1998 yılında ülkemizde vukuu bulan ölümlü ve yaralanmalı kaza sayılarının toplamı 65.245, ölü sayısı 4.935, yaralı sayısı 114.552, 1999 yılında ülkemizde trafik kazalarının sosyo-ekonomik maliyeti de 4.9 katrilyondur.Ülkemizdeki Psikoteknik Değerlendirme çalışmalarının kazaları azaltma başarısı Avusturyadaki oran kadar olursa; psikoteknik değerlendirme sayesinde ülkemizde bir yılda ölenebilecek ölü, yaralı ve kaza sayıları ile sağlanacak sosyo-ekonomik kazanç sunulmuştur.
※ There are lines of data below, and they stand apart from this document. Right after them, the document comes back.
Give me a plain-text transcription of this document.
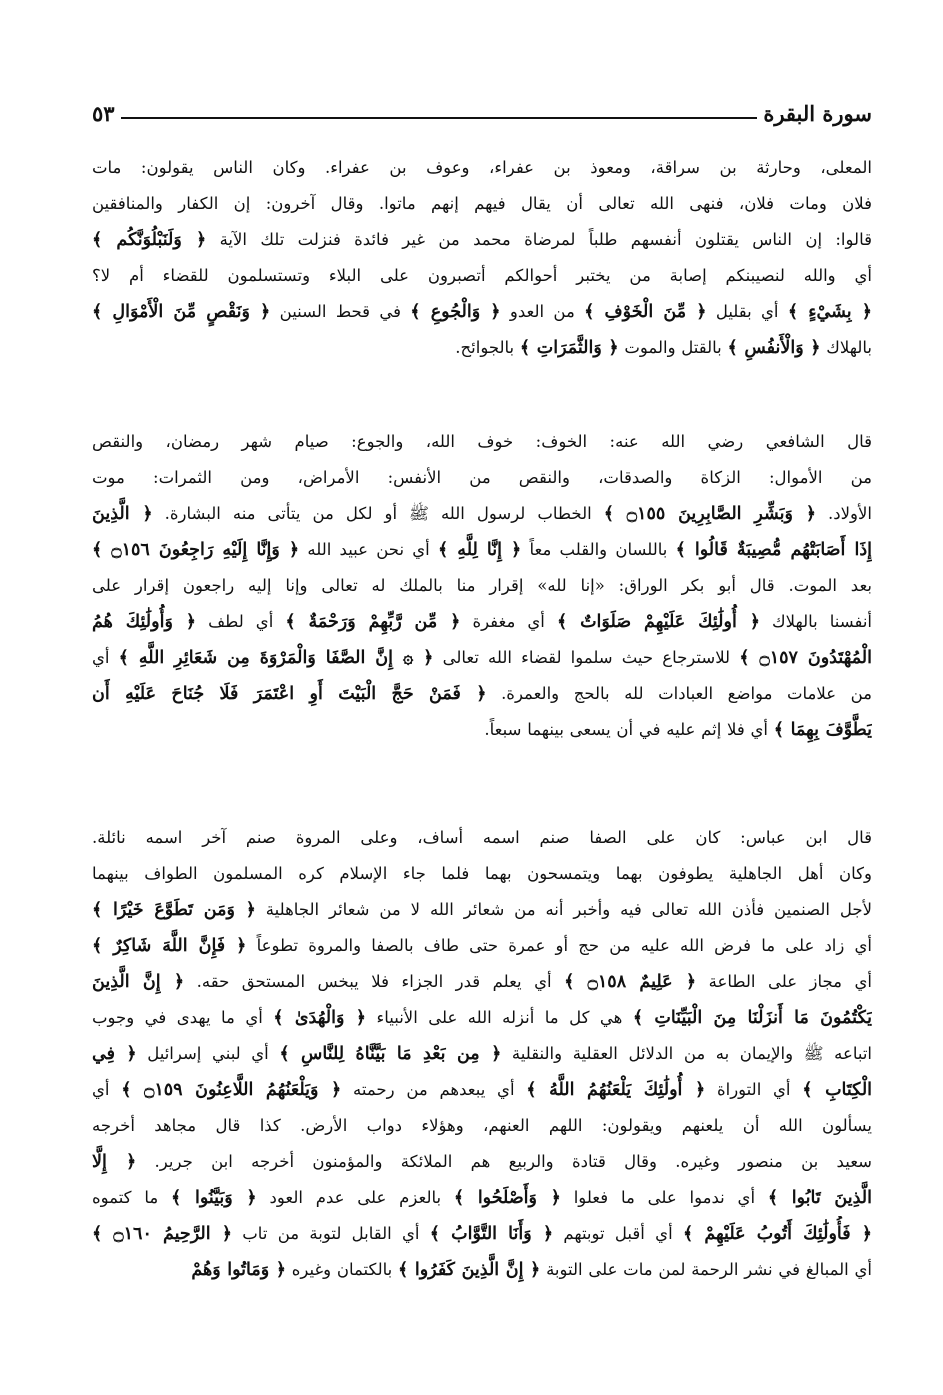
سورة البقرة
٥٣
المعلى، وحارثة بن سراقة، ومعوذ بن عفراء، وعوف بن عفراء. وكان الناس يقولون: مات
فلان ومات فلان، فنهى الله تعالى أن يقال فيهم إنهم ماتوا. وقال آخرون: إن الكفار والمنافقين
قالوا: إن الناس يقتلون أنفسهم طلباً لمرضاة محمد من غير فائدة فنزلت تلك الآية ﴿ وَلَنَبْلُوَنَّكُم ﴾
أي والله لنصيبنكم إصابة من يختبر أحوالكم أتصبرون على البلاء وتستسلمون للقضاء أم لا؟
﴿ بِشَيْءٍ ﴾ أي بقليل ﴿ مِّنَ الْخَوْفِ ﴾ من العدو ﴿ وَالْجُوعِ ﴾ في قحط السنين ﴿ وَنَقْصٍ مِّنَ الْأَمْوَالِ ﴾
بالهلاك ﴿ وَالْأَنفُسِ ﴾ بالقتل والموت ﴿ وَالثَّمَرَاتِ ﴾ بالجوائح.
قال الشافعي رضي الله عنه: الخوف: خوف الله، والجوع: صيام شهر رمضان، والنقص
من الأموال: الزكاة والصدقات، والنقص من الأنفس: الأمراض، ومن الثمرات: موت
الأولاد. ﴿ وَبَشِّرِ الصَّابِرِينَ ۝١٥٥ ﴾ الخطاب لرسول الله ﷺ أو لكل من يتأتى منه البشارة. ﴿ الَّذِينَ
إِذَا أَصَابَتْهُم مُّصِيبَةٌ قَالُوا ﴾ باللسان والقلب معاً ﴿ إِنَّا لِلَّهِ ﴾ أي نحن عبيد الله ﴿ وَإِنَّا إِلَيْهِ رَاجِعُونَ ۝١٥٦ ﴾
بعد الموت. قال أبو بكر الوراق: «إنا لله» إقرار منا بالملك له تعالى وإنا إليه راجعون إقرار على
أنفسنا بالهلاك ﴿ أُولَٰئِكَ عَلَيْهِمْ صَلَوَاتٌ ﴾ أي مغفرة ﴿ مِّن رَّبِّهِمْ وَرَحْمَةٌ ﴾ أي لطف ﴿ وَأُولَٰئِكَ هُمُ
الْمُهْتَدُونَ ۝١٥٧ ﴾ للاسترجاع حيث سلموا لقضاء الله تعالى ﴿ ۞ إِنَّ الصَّفَا وَالْمَرْوَةَ مِن شَعَائِرِ اللَّهِ ﴾ أي
من علامات مواضع العبادات لله بالحج والعمرة. ﴿ فَمَنْ حَجَّ الْبَيْتَ أَوِ اعْتَمَرَ فَلَا جُنَاحَ عَلَيْهِ أَن
يَطَّوَّفَ بِهِمَا ﴾ أي فلا إثم عليه في أن يسعى بينهما سبعاً.
قال ابن عباس: كان على الصفا صنم اسمه أساف، وعلى المروة صنم آخر اسمه نائلة.
وكان أهل الجاهلية يطوفون بهما ويتمسحون بهما فلما جاء الإسلام كره المسلمون الطواف بينهما
لأجل الصنمين فأذن الله تعالى فيه وأخبر أنه من شعائر الله لا من شعائر الجاهلية ﴿ وَمَن تَطَوَّعَ خَيْرًا ﴾
أي زاد على ما فرض الله عليه من حج أو عمرة حتى طاف بالصفا والمروة تطوعاً ﴿ فَإِنَّ اللَّهَ شَاكِرٌ ﴾
أي مجاز على الطاعة ﴿ عَلِيمٌ ۝١٥٨ ﴾ أي يعلم قدر الجزاء فلا يبخس المستحق حقه. ﴿ إِنَّ الَّذِينَ
يَكْتُمُونَ مَا أَنزَلْنَا مِنَ الْبَيِّنَاتِ ﴾ هي كل ما أنزله الله على الأنبياء ﴿ وَالْهُدَىٰ ﴾ أي ما يهدى في وجوب
اتباعه ﷺ والإيمان به من الدلائل العقلية والنقلية ﴿ مِن بَعْدِ مَا بَيَّنَّاهُ لِلنَّاسِ ﴾ أي لبني إسرائيل ﴿ فِي
الْكِتَابِ ﴾ أي التوراة ﴿ أُولَٰئِكَ يَلْعَنُهُمُ اللَّهُ ﴾ أي يبعدهم من رحمته ﴿ وَيَلْعَنُهُمُ اللَّاعِنُونَ ۝١٥٩ ﴾ أي
يسألون الله أن يلعنهم ويقولون: اللهم العنهم، وهؤلاء دواب الأرض. كذا قال مجاهد أخرجه
سعيد بن منصور وغيره. وقال قتادة والربيع هم الملائكة والمؤمنون أخرجه ابن جرير. ﴿ إِلَّا
الَّذِينَ تَابُوا ﴾ أي ندموا على ما فعلوا ﴿ وَأَصْلَحُوا ﴾ بالعزم على عدم العود ﴿ وَبَيَّنُوا ﴾ ما كتموه
﴿ فَأُولَٰئِكَ أَتُوبُ عَلَيْهِمْ ﴾ أي أقبل توبتهم ﴿ وَأَنَا التَّوَّابُ ﴾ أي القابل لتوبة من تاب ﴿ الرَّحِيمُ ۝١٦٠ ﴾
أي المبالغ في نشر الرحمة لمن مات على التوبة ﴿ إِنَّ الَّذِينَ كَفَرُوا ﴾ بالكتمان وغيره ﴿ وَمَاتُوا وَهُمْ
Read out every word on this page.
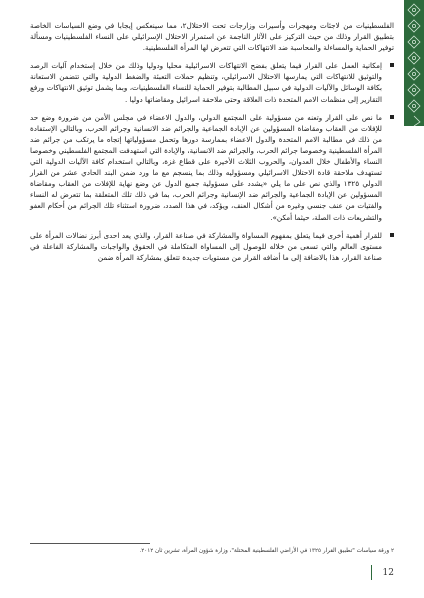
الفلسطينيات من لاجئات ومهجرات وأسيرات وزارجات تحت الاحتلال٢، مما سينعكس إيجابا في وضع السياسات الخاصة بتطبيق القرار وذلك من حيث التركيز على الآثار الناجمة عن استمرار الاحتلال الإسرائيلي على النساء الفلسطينيات ومسألة توفير الحماية والمساءلة والمحاسبة ضد الانتهاكات التي تتعرض لها المرأة الفلسطينية.

إمكانية العمل على القرار فيما يتعلق بفضح الانتهاكات الاسرائيلية محليا ودوليا وذلك من خلال إستخدام آليات الرصد والتوثيق للانتهاكات التي يمارسها الاحتلال الاسرائيلي، وتنظيم حملات التعبئة والضغط الدولية والتي تتضمن الاستعانة بكافة الوسائل والآليات الدولية في سبيل المطالبة بتوفير الحماية للنساء الفلسطينيات، وبما يشمل توثيق الانتهاكات ورفع التقارير إلى منظمات الامم المتحدة ذات العلاقة وحتى ملاحقة اسرائيل ومقاضاتها دوليا .
ما نص على القرار وتعنه من مسؤولية على المجتمع الدولي، والدول الاعضاء في مجلس الأمن من ضرورة وضع حد للإفلات من العقاب ومقاضاة المسؤولين عن الإبادة الجماعية والجرائم ضد الانسانية وجرائم الحرب، وبالتالي الإستفادة من ذلك في مطالبة الامم المتحدة والدول الاعضاء بممارسة دورها وتحمل مسؤولياتها إتجاه ما يرتكب من جرائم ضد المرأة الفلسطينية وخصوصا جرائم الحرب، والجرائم ضد الانسانية، والإبادة التي استهدفت المجتمع الفلسطيني وخصوصا النساء والأطفال خلال العدوان، والحروب الثلاث الأخيرة على قطاع غزة، وبالتالي استخدام كافة الآليات الدولية التي تستهدف ملاحقة قادة الاحتلال الاسرائيلي ومسؤوليه وذلك بما ينسجم مع ما ورد ضمن البند الحادي عشر من القرار الدولي ١٣٢٥ والذي نص على ما يلي «يشدد على مسؤولية جميع الدول عن وضع نهاية للإفلات من العقاب ومقاضاة المسؤولين عن الإبادة الجماعية والجرائم ضد الإنسانية وجرائم الحرب، بما في ذلك تلك المتعلقة بما تتعرض له النساء والفتيات من عنف جنسي وغيره من أشكال العنف، ويؤكد، في هذا الصدد، ضرورة استثناء تلك الجرائم من أحكام العفو والتشريعات ذات الصلة، حيثما أمكن».
للقرار أهمية أخرى فيما يتعلق بمفهوم المساواة والمشاركة في صناعة القرار، والذي يعد احدى أبرز نضالات المرأة على مستوى العالم والتي تسعى من خلاله للوصول إلى المساواة المتكاملة في الحقوق والواجبات والمشاركة الفاعلة في صناعة القرار، هذا بالاضافة إلى ما أضافه القرار من مستويات جديدة تتعلق بمشاركة المرأة ضمن
٢ ورقة سياسات "تطبيق القرار ١٣٢٥ في الأراضي الفلسطينية المحتلة"، وزارة شؤون المرأة، تشرين ثان ٢٠١٢.
12
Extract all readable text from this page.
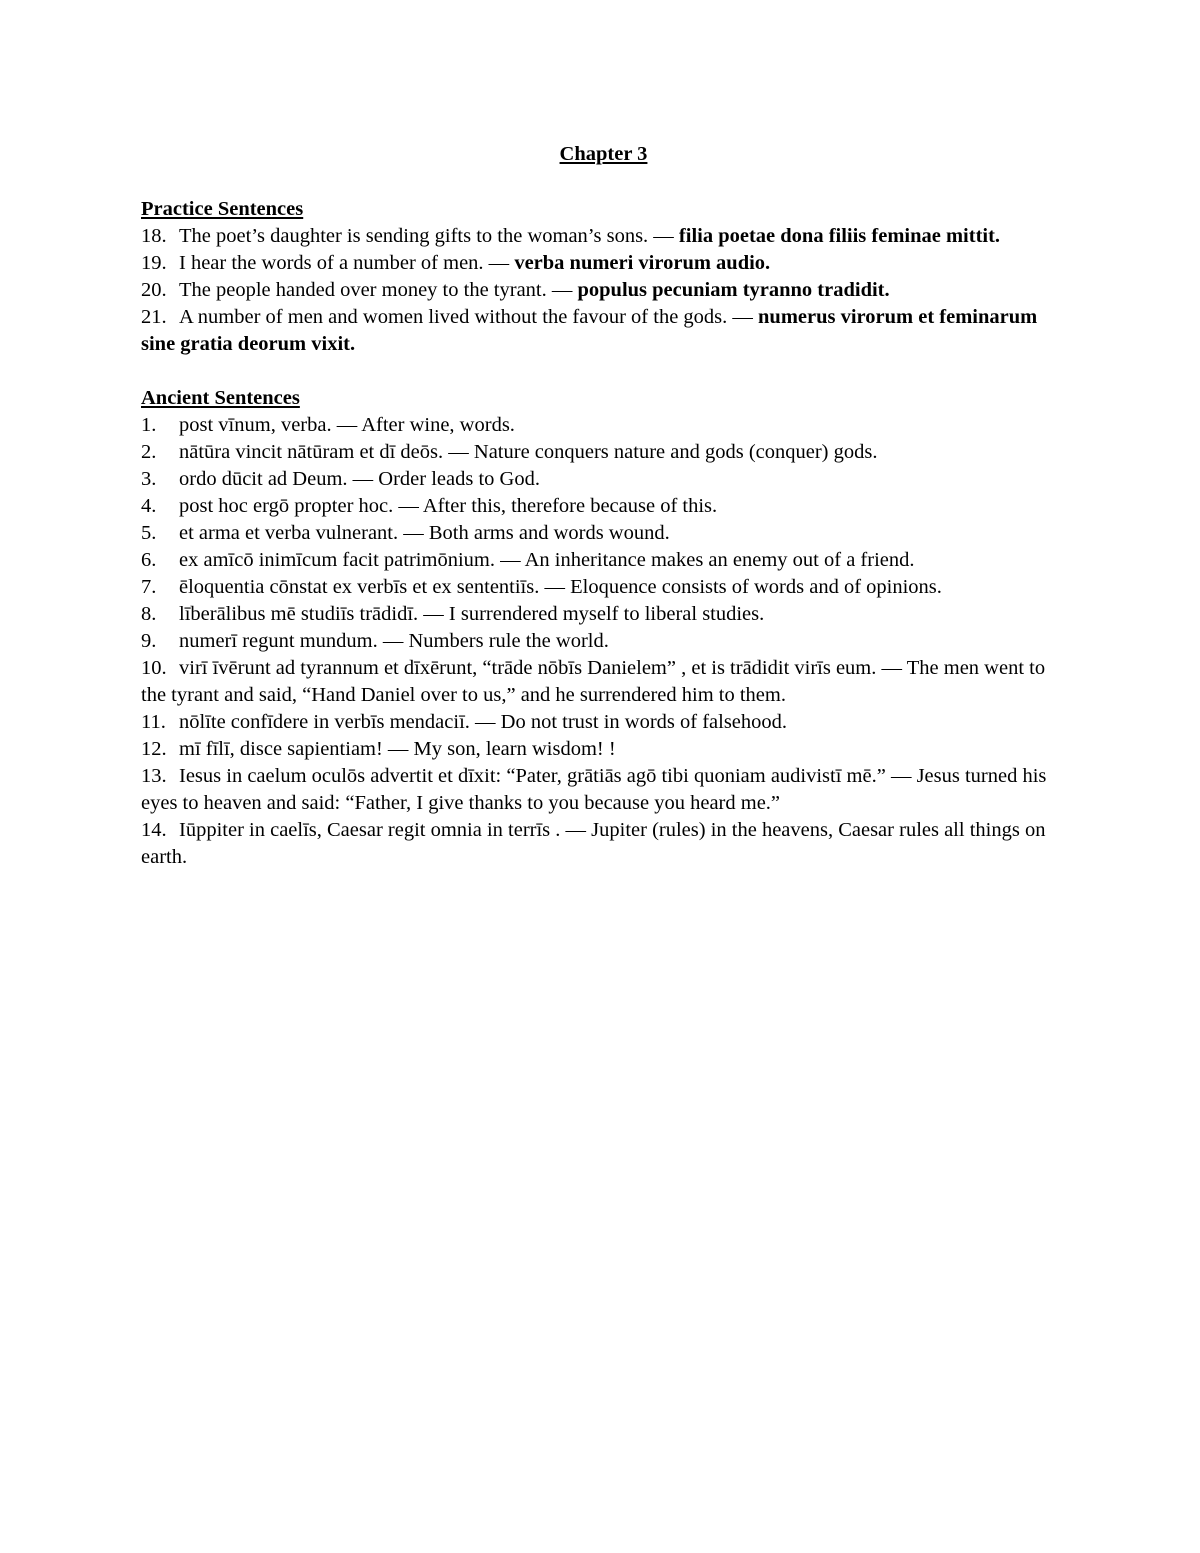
Chapter 3
Practice Sentences

18. The poet’s daughter is sending gifts to the woman’s sons. — filia poetae dona filiis feminae mittit.

19. I hear the words of a number of men. — verba numeri virorum audio.

20. The people handed over money to the tyrant. — populus pecuniam tyranno tradidit.

21. A number of men and women lived without the favour of the gods. — numerus virorum et feminarum sine gratia deorum vixit.

Ancient Sentences

1. post vīnum, verba. — After wine, words.

2. nātūra vincit nātūram et dī deōs. — Nature conquers nature and gods (conquer) gods.

3. ordo dūcit ad Deum. — Order leads to God.

4. post hoc ergō propter hoc. — After this, therefore because of this.

5. et arma et verba vulnerant. — Both arms and words wound.

6. ex amīcō inimīcum facit patrimōnium. — An inheritance makes an enemy out of a friend.

7. ēloquentia cōnstat ex verbīs et ex sententiīs. — Eloquence consists of words and of opinions.

8. līberālibus mē studiīs trādidī. — I surrendered myself to liberal studies.

9. numerī regunt mundum. — Numbers rule the world.

10. virī īvērunt ad tyrannum et dīxērunt, “trāde nōbīs Danielem” , et is trādidit virīs eum. — The men went to the tyrant and said, “Hand Daniel over to us,” and he surrendered him to them.

11. nōlīte confīdere in verbīs mendaciī. — Do not trust in words of falsehood.

12. mī fīlī, disce sapientiam! — My son, learn wisdom! !

13. Iesus in caelum oculōs advertit et dīxit: “Pater, grātiās agō tibi quoniam audivistī mē.” — Jesus turned his eyes to heaven and said: “Father, I give thanks to you because you heard me.”

14. Iūppiter in caelīs, Caesar regit omnia in terrīs . — Jupiter (rules) in the heavens, Caesar rules all things on earth.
Ülkemizde yasal bir zorunluluk olmadığı halde, yolcu taşımacılığı yapan bazı büyük firmalar, sürücülerini alırken Psikoteknik Değerlendirmeye tabi tutmaktadırlar. Söz konusu firmalarla, bu uygulamayla şoför istihdam etmeyen firmaların karıştığı kazalar karşılaştırıldığında, Psikoteknik Değerlendirmeden geçirilerek işe başlatılan sürücülerin daha az kazaya neden oldukları anlaşılmıştır. Söz konusu yöntemle kaptan şoför istihdamı başlangıçta maliyeti fazla gibi gözükse de, az kaza olmasından dolayı fert, aile, firma ve toplum bazında kazançlar göz önüne getirildiğinde neticede çok kazançlı olduğu ortaya çıkmaktadır.
Karayolu trafik kazalarının meydana gelmesinde; başta insan, taşıt ile yol ve çevresi olmak üzere bir çok faktör etkilidir. Karayolu trafik kazalarının önlenmesi için de bazıları da sunulan bir çok alanda tedbir alınması gereklidir. Söz konusu alanlardan birisi de Psikoteknik Değerlendirmenin başarılı şekilde uygulanmasıdır. Ülkemiz karayolu trafik güvenliğinin beklentisi Psikoteknik Değerlendirmenin vakit geçirilmeden gereği gibi uygulanmasıdır.